The only effective way of protecting from physical access is to use full disk encryption. Disabling CD/USB booting, locking BIOS, and locking GRUB would stop casual users and slow down expert users, though. Even with encryption, I'm not sure it would be considered "safe" from physical access if you leave it decrypted with keys in memory all day, though.

Draggygarg
January 22nd, 2010, 03:36 PM
Is grub md5 crypt like any other md5? Or is it some special hash.

@cdenly, really? You mean services like samba and apache would run? My concern is that curious passbyers may try to fiddle with the computer, especially kids and I want to prevent that. Even shutting down/restarting.

cdenley
January 22nd, 2010, 03:40 PM
@cdenly, really? You mean services like samba and apache would run? My concern is that curious passbyers may try to fiddle with the computer, especially kids and I want to prevent that. Even shutting down/restarting.

Yes, samba and apache start at boot. You don't need to log in. You may be able to shutdown by pressing the power button or restart with ctrl+alt+del. If so, I'm pretty sure you can disable this, but what is the point? They can always pull the plug if they want to shutdown or reboot.

doas777
January 22nd, 2010, 03:46 PM
never underestimate the power of a locked door, with a reinforced window (so you can see if anyone is in there that shouldn't be).

Draggygarg
January 22nd, 2010, 03:46 PM
Thy cannot pull the plug since the box is inside a locked almirah, how can I disable those?

cdenley
January 22nd, 2010, 03:54 PM
Thy cannot pull the plug since the box is inside a locked almirah, how can I disable those?

Lock up your chassis and keyboard as well. Usually the power button can power off the motherboard by holding it down for 5 seconds, which cannot be disabled with software. You may be able to configure this in BIOS, but usually not.
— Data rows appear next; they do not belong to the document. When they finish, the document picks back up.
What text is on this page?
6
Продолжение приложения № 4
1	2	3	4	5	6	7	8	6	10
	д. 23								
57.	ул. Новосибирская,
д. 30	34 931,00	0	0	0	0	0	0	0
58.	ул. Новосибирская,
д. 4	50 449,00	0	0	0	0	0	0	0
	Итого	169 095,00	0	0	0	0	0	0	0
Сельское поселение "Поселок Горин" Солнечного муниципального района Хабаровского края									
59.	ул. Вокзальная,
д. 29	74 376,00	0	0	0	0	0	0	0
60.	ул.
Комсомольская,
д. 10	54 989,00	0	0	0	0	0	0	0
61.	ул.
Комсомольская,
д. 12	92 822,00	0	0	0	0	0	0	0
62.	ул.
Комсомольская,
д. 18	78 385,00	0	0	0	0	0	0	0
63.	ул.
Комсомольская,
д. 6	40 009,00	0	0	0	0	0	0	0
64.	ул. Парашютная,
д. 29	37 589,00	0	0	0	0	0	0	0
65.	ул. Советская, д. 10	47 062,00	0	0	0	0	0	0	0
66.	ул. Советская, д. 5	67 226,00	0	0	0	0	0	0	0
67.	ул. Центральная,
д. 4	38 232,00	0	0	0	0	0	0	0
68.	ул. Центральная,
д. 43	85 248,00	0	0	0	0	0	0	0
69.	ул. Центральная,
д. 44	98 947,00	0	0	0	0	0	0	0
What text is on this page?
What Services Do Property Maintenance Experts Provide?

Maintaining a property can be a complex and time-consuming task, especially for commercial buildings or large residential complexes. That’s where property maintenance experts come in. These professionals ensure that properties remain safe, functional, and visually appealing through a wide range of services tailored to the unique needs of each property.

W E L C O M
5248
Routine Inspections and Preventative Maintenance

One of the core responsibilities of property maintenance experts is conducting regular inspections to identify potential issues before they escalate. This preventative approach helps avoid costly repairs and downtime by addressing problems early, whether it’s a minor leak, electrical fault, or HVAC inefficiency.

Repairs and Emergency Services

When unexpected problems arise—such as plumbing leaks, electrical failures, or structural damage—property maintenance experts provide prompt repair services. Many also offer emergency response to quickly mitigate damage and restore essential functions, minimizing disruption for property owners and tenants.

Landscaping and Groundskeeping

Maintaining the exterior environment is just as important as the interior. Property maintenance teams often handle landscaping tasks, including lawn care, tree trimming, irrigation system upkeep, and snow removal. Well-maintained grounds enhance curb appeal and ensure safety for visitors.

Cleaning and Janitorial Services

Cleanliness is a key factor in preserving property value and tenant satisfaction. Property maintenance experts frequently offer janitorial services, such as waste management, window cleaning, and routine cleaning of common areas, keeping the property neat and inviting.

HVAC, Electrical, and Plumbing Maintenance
You can comment out the last line in these 2 files to prevent a ctrl+alt+del restart or a power button press ACPI shutdown.

/etc/acpi/powerbtn.sh
/etc/event.d/control-alt-delete

Draggygarg
January 22nd, 2010, 04:05 PM
Thanks for the tips, I'll get on securing it :)

EJeanmaire
January 22nd, 2010, 05:20 PM
Buy one of those enormous carnival stuffed animals, gut it, and stuff your computer in there; perfectly safe in there

cariboo907
January 22nd, 2010, 06:34 PM
If you are running a server, there is no need to have a keyboard and monitor connected to it. This will stop most people from trying anything. If you case is lockable, lock it. Before putting the server in service, make sure the bios is only set to boot from the hard drive. Also set the system up so that X doesn't start at boot. If you do need a gui interface, you can always run startx from the prompt.